General Anxiety Disorder:
This disorder is characterized by diffuse feelings of apprehension with physiological symptoms. A generalized anxiety disorder (GAD) is one of the most common types of anxiety disorder. It is characterized by excessive anxiety and worry about two or more life circumstances for a period of six months or longer. The exact cause of this disorder may be unknown but biological and genetic factors play a role. Stressful life situations or nonadaptive behavior acquired through learning may also contribute to GAD. The disorder may start at any time, including childhood, and a history of excessive worry is common. GAD occurs somewhat more often among women than among men.

Symptoms include:

  • typical symptoms of anxiety
  • irritability or restlessness
  • fatigue
  • trembling or feeling shaky
  • muscle tension, aches or soreness
  • sweating, clammy skin
  • a dry mouth
  • difficulty swallowing or lump in the throat
  • sleep disturbances
  • nightmares
  • poor concentration
  • excessive worry
  • muscle tension
  • restlessness
  • fatigue
  • shortness of breath or breathing difficulty, especially lying down
  • palpitations
  • dizziness
  • nausea, diarrhea
  • flushing or chills
  • fainting
  • an exaggerated startle response
  • difficulty with concentrating, confusion
  • feeling keyed up
  • complaining of urinary frequency or urgency
Medications used to treat anxiety disorders include antidepressants and antianxiety agents.
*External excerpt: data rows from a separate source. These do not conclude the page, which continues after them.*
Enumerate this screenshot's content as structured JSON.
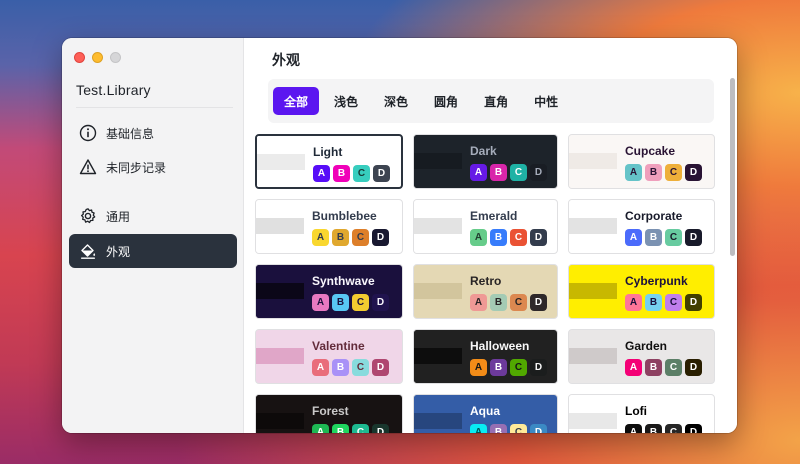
{
  "app": {
    "library_name": "Test.Library"
  },
  "sidebar": {
    "items": [
      {
        "label": "基础信息",
        "icon": "info-icon"
      },
      {
        "label": "未同步记录",
        "icon": "warning-icon"
      },
      {
        "label": "通用",
        "icon": "gear-icon"
      },
      {
        "label": "外观",
        "icon": "paint-bucket-icon"
      }
    ],
    "active_index": 3
  },
  "main": {
    "title": "外观",
    "tabs": [
      "全部",
      "浅色",
      "深色",
      "圆角",
      "直角",
      "中性"
    ],
    "active_tab": 0
  },
  "themes": [
    {
      "name": "Light",
      "bg": "#ffffff",
      "fg": "#1f2937",
      "swatch": "#ffffff",
      "band": "#ebebeb",
      "chips": [
        [
          "A",
          "#570df8",
          "#fff"
        ],
        [
          "B",
          "#f000b8",
          "#fff"
        ],
        [
          "C",
          "#37cdbe",
          "#163835"
        ],
        [
          "D",
          "#3d4451",
          "#fff"
        ]
      ]
    },
    {
      "name": "Dark",
      "bg": "#1d232a",
      "fg": "#a6adbb",
      "swatch": "#1d232a",
      "band": "#161b21",
      "chips": [
        [
          "A",
          "#661ae6",
          "#fff"
        ],
        [
          "B",
          "#d926aa",
          "#fff"
        ],
        [
          "C",
          "#1fb2a5",
          "#fff"
        ],
        [
          "D",
          "#191d24",
          "#a6adbb"
        ]
      ]
    },
    {
      "name": "Cupcake",
      "bg": "#faf7f5",
      "fg": "#291334",
      "swatch": "#faf7f5",
      "band": "#efeae6",
      "chips": [
        [
          "A",
          "#65c3c8",
          "#291334"
        ],
        [
          "B",
          "#ef9fbc",
          "#291334"
        ],
        [
          "C",
          "#eeaf3a",
          "#291334"
        ],
        [
          "D",
          "#291334",
          "#fff"
        ]
      ]
    },
    {
      "name": "Bumblebee",
      "bg": "#ffffff",
      "fg": "#333c4d",
      "swatch": "#ffffff",
      "band": "#e0e0e0",
      "chips": [
        [
          "A",
          "#f9d72f",
          "#333c4d"
        ],
        [
          "B",
          "#e0a82e",
          "#333c4d"
        ],
        [
          "C",
          "#dd7f2a",
          "#333c4d"
        ],
        [
          "D",
          "#181830",
          "#fff"
        ]
      ]
    },
    {
      "name": "Emerald",
      "bg": "#ffffff",
      "fg": "#333c4d",
      "swatch": "#ffffff",
      "band": "#e3e3e3",
      "chips": [
        [
          "A",
          "#66cc8a",
          "#223d30"
        ],
        [
          "B",
          "#377cfb",
          "#fff"
        ],
        [
          "C",
          "#ea5234",
          "#fff"
        ],
        [
          "D",
          "#333c4d",
          "#fff"
        ]
      ]
    },
    {
      "name": "Corporate",
      "bg": "#ffffff",
      "fg": "#181a2a",
      "swatch": "#ffffff",
      "band": "#e3e3e3",
      "chips": [
        [
          "A",
          "#4b6bfb",
          "#fff"
        ],
        [
          "B",
          "#7b92b2",
          "#fff"
        ],
        [
          "C",
          "#67cba0",
          "#181a2a"
        ],
        [
          "D",
          "#181a2a",
          "#fff"
        ]
      ]
    },
    {
      "name": "Synthwave",
      "bg": "#1a103d",
      "fg": "#f9f7fd",
      "swatch": "#1a103d",
      "band": "#0b0718",
      "chips": [
        [
          "A",
          "#e779c1",
          "#1a103d"
        ],
        [
          "B",
          "#58c7f3",
          "#1a103d"
        ],
        [
          "C",
          "#f3cc30",
          "#1a103d"
        ],
        [
          "D",
          "#20134e",
          "#f9f7fd"
        ]
      ]
    },
    {
      "name": "Retro",
      "bg": "#e4d8b4",
      "fg": "#282425",
      "swatch": "#e4d8b4",
      "band": "#d2c59d",
      "chips": [
        [
          "A",
          "#ef9995",
          "#282425"
        ],
        [
          "B",
          "#a4cbb4",
          "#282425"
        ],
        [
          "C",
          "#dc8850",
          "#282425"
        ],
        [
          "D",
          "#2e282a",
          "#fff"
        ]
      ]
    },
    {
      "name": "Cyberpunk",
      "bg": "#ffee00",
      "fg": "#1a103d",
      "swatch": "#ffee00",
      "band": "#c8b800",
      "chips": [
        [
          "A",
          "#ff7598",
          "#1a103d"
        ],
        [
          "B",
          "#75d1f0",
          "#1a103d"
        ],
        [
          "C",
          "#c07eec",
          "#1a103d"
        ],
        [
          "D",
          "#423f00",
          "#fff"
        ]
      ]
    },
    {
      "name": "Valentine",
      "bg": "#f0d6e8",
      "fg": "#632c3b",
      "swatch": "#f0d6e8",
      "band": "#e0a6c8",
      "chips": [
        [
          "A",
          "#e96d7b",
          "#fff"
        ],
        [
          "B",
          "#a991f7",
          "#fff"
        ],
        [
          "C",
          "#88dbdd",
          "#632c3b"
        ],
        [
          "D",
          "#af4670",
          "#fff"
        ]
      ]
    },
    {
      "name": "Halloween",
      "bg": "#212121",
      "fg": "#f8f8f8",
      "swatch": "#212121",
      "band": "#0d0d0d",
      "chips": [
        [
          "A",
          "#f28c18",
          "#131616"
        ],
        [
          "B",
          "#6d3a9c",
          "#fff"
        ],
        [
          "C",
          "#51a800",
          "#131616"
        ],
        [
          "D",
          "#1b1d1d",
          "#f8f8f8"
        ]
      ]
    },
    {
      "name": "Garden",
      "bg": "#e9e7e7",
      "fg": "#100f0f",
      "swatch": "#e9e7e7",
      "band": "#cfcaca",
      "chips": [
        [
          "A",
          "#f40076",
          "#fff"
        ],
        [
          "B",
          "#8e4162",
          "#fff"
        ],
        [
          "C",
          "#5c7f67",
          "#fff"
        ],
        [
          "D",
          "#291e00",
          "#fff"
        ]
      ]
    },
    {
      "name": "Forest",
      "bg": "#171212",
      "fg": "#cac9c9",
      "swatch": "#171212",
      "band": "#0d0a0a",
      "chips": [
        [
          "A",
          "#1eb854",
          "#fff"
        ],
        [
          "B",
          "#1fd65f",
          "#fff"
        ],
        [
          "C",
          "#1db990",
          "#fff"
        ],
        [
          "D",
          "#19362d",
          "#fff"
        ]
      ]
    },
    {
      "name": "Aqua",
      "bg": "#345da7",
      "fg": "#ffffff",
      "swatch": "#345da7",
      "band": "#27467e",
      "chips": [
        [
          "A",
          "#09ecf3",
          "#005355"
        ],
        [
          "B",
          "#966fb3",
          "#fff"
        ],
        [
          "C",
          "#ffe999",
          "#333c4d"
        ],
        [
          "D",
          "#3b8ac4",
          "#fff"
        ]
      ]
    },
    {
      "name": "Lofi",
      "bg": "#ffffff",
      "fg": "#000000",
      "swatch": "#ffffff",
      "band": "#e8e8e8",
      "chips": [
        [
          "A",
          "#0d0d0d",
          "#fff"
        ],
        [
          "B",
          "#1a1919",
          "#fff"
        ],
        [
          "C",
          "#262626",
          "#fff"
        ],
        [
          "D",
          "#000000",
          "#fff"
        ]
      ]
    }
  ],
  "selected_theme": 0
}
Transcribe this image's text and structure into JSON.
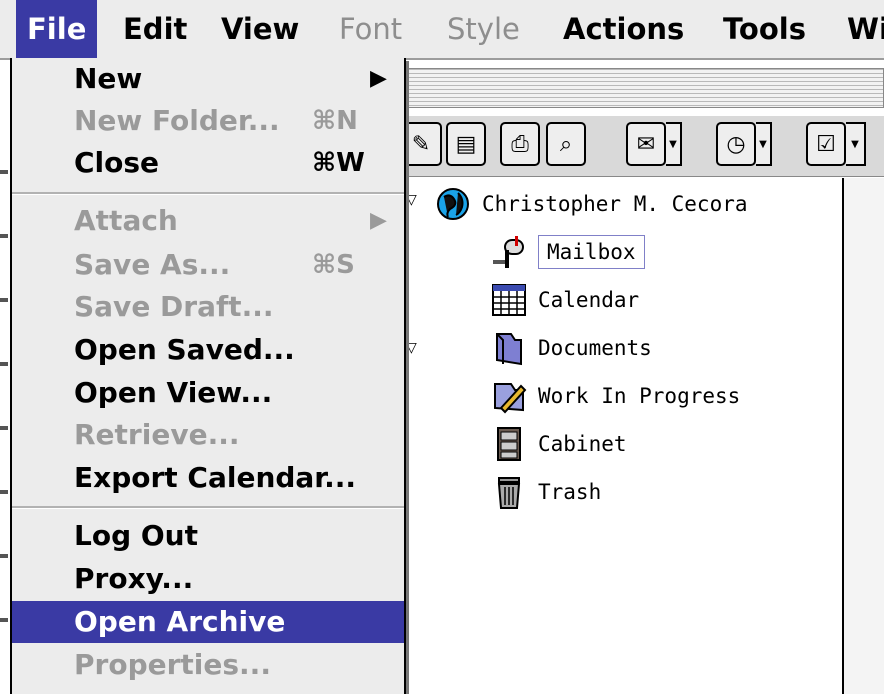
{
  "menubar": {
    "items": [
      {
        "label": "File",
        "state": "active"
      },
      {
        "label": "Edit",
        "state": "enabled"
      },
      {
        "label": "View",
        "state": "enabled"
      },
      {
        "label": "Font",
        "state": "disabled"
      },
      {
        "label": "Style",
        "state": "disabled"
      },
      {
        "label": "Actions",
        "state": "enabled"
      },
      {
        "label": "Tools",
        "state": "enabled"
      },
      {
        "label": "Wi",
        "state": "enabled"
      }
    ]
  },
  "file_menu": {
    "items": [
      {
        "label": "New",
        "shortcut": "",
        "submenu": true,
        "enabled": true
      },
      {
        "label": "New Folder...",
        "shortcut": "⌘N",
        "submenu": false,
        "enabled": false
      },
      {
        "label": "Close",
        "shortcut": "⌘W",
        "submenu": false,
        "enabled": true
      },
      {
        "label": "Attach",
        "shortcut": "",
        "submenu": true,
        "enabled": false
      },
      {
        "label": "Save As...",
        "shortcut": "⌘S",
        "submenu": false,
        "enabled": false
      },
      {
        "label": "Save Draft...",
        "shortcut": "",
        "submenu": false,
        "enabled": false
      },
      {
        "label": "Open Saved...",
        "shortcut": "",
        "submenu": false,
        "enabled": true
      },
      {
        "label": "Open View...",
        "shortcut": "",
        "submenu": false,
        "enabled": true
      },
      {
        "label": "Retrieve...",
        "shortcut": "",
        "submenu": false,
        "enabled": false
      },
      {
        "label": "Export Calendar...",
        "shortcut": "",
        "submenu": false,
        "enabled": true
      },
      {
        "label": "Log Out",
        "shortcut": "",
        "submenu": false,
        "enabled": true
      },
      {
        "label": "Proxy...",
        "shortcut": "",
        "submenu": false,
        "enabled": true
      },
      {
        "label": "Open Archive",
        "shortcut": "",
        "submenu": false,
        "enabled": true,
        "highlighted": true
      },
      {
        "label": "Properties...",
        "shortcut": "",
        "submenu": false,
        "enabled": false
      }
    ],
    "highlight_color": "#3a3aa4"
  },
  "tree": {
    "root": {
      "label": "Christopher M. Cecora",
      "icon": "globe-icon"
    },
    "children": [
      {
        "label": "Mailbox",
        "icon": "mailbox-icon",
        "selected": true
      },
      {
        "label": "Calendar",
        "icon": "calendar-icon"
      },
      {
        "label": "Documents",
        "icon": "documents-folder-icon"
      },
      {
        "label": "Work In Progress",
        "icon": "work-in-progress-icon"
      },
      {
        "label": "Cabinet",
        "icon": "cabinet-icon"
      },
      {
        "label": "Trash",
        "icon": "trash-icon"
      }
    ]
  },
  "toolbar": {
    "icons": [
      "tool-icon",
      "properties-icon",
      "print-icon",
      "find-icon",
      "new-mail-icon",
      "new-appointment-icon",
      "new-task-icon"
    ]
  }
}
Treatment may also involve sedative (sleep-inducing) drugs, antihistamines, and/or minor tranquilizers. These medications act on the central nervous system to reduce the feelings of anxiety and associated symptoms. A common class of antianxiety medications, the benzodiazepines, are usually used with caution due to potential for dependence. Behavioral therapies, which have been effective with GAD, include relaxation training (a systematic relaxation of the major muscle groups in the body) and cognitive behavioral therapy (treatment that identifies cognitions or thoughts that contribute to anxiety). Caffeine and other stimulants should be reduced or eliminated.


Specific Phobia:
Many people experience specific phobias, intense, irrational fears of certain things or situations -- dogs, closed-in places, heights, escalators, tunnels, highway driving, water, flying, and injuries involving blood are a few of the more common ones. Phobias aren't just extreme fear; they are irrational fear. Adults with phobias realize their fears are irrational, but often facing, or even thinking about facing, the feared object or situation brings on a panic attack or severe anxiety.

Specific phobias strike more than 1 in 10 people. No one knows just what causes them, though they seem to run in families and are a little more prevalent in women. Phobias usually first appear in adolescence or adulthood. They start suddenly and tend to be more persistent than childhood phobias; only about 20 percent of adult phobias vanish on their own. When children have specific phobias--for example, a fear of animals--those fears usually disappear over time, though they may continue into adulthood. No one knows why they hang on in some people and disappear in others.

If the object of the fear is easy to avoid, people with phobias may not feel the need to seek treatment. Sometimes, though, they may make important career or personal decisions to avoid a phobic situation. When phobias interfere with a person's life, treatment can help. Successful treatment usually involves a kind of cognitive-behavioral therapy called desensitization or exposure therapy, in which patients are gradually exposed to what frightens them until the fear begins to fade. Three-fourths of patients benefit significantly from this type of treatment. Relaxation and breathing exercises also help reduce anxiety symptoms. There is currently no proven drug treatment for specific phobias, but sometimes certain medications may be prescribed to help reduce anxiety symptoms before someone faces a phobic situation.